When I read about where I walked this morning along the Ghats I can see the things that Dianne Eck points out in Banares, City of Light:

The Asi Ghat: the first ghat at the meeting of the Asi and Ganga rivers. It is popular and as I walked by there were lots of people bathing on its muddy banks. It is the only ghat without steps. Above this ghat is the house of Tulsi Das (the man who wrote the Ramayana).

Walking back to the Dashashvamedha ghat I walked past the Hanuman ghat (no one here) and the Harishchandra burning ghat. This ghat is for the poor people of India. Here I found a human skull which I took a picture of. The story behind this ghat is interesting, and is found in Banares, City of Light:

The Brahmin Vishvamitra asked king Harishchandra for a ritual fee called the rajasuya dakshuna. Harichandra in his generosity gave Vishvamitra his entire kingdom and all he owned. Having accepted, Vishvamitra still pressed the king for the token rajasuya dakshuna, but Harishchandra had nothing left to give.

Rather than break his promise, the king came destitute to Kashi where he sold his wife and son into slavery and sold himself into bondage to work the cremation grounds in order to pay the fee.

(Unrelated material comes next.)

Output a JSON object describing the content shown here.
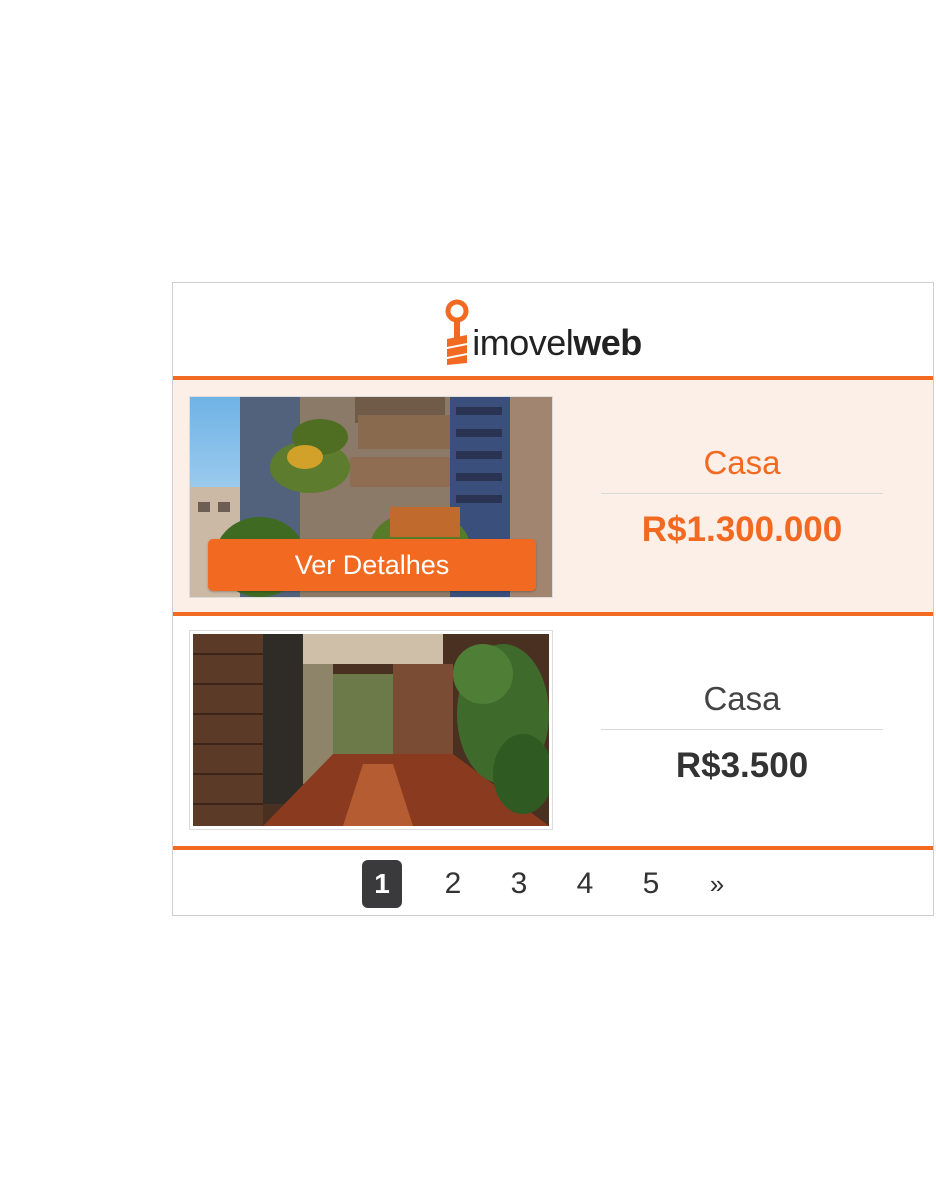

He did not see his loved ones again until the day his wife, worn with hardship, came to the cremation ground carrying her son’s body. He had died of a snake bite and she had not even a blanket to cover his corpse.

The testing of Harishchandra proved the strength of his character, even in the worst of times. In the end, the gods rewarded him and restored his throne and his son to him. (223-4)

Some say the poor man’s ghat is the oldest of the burning Ghats. There were only a few bodies waiting when I walked by, most likely those who cannot afford the wood and hefty sacred fire fee of the Manikarnika Ghat.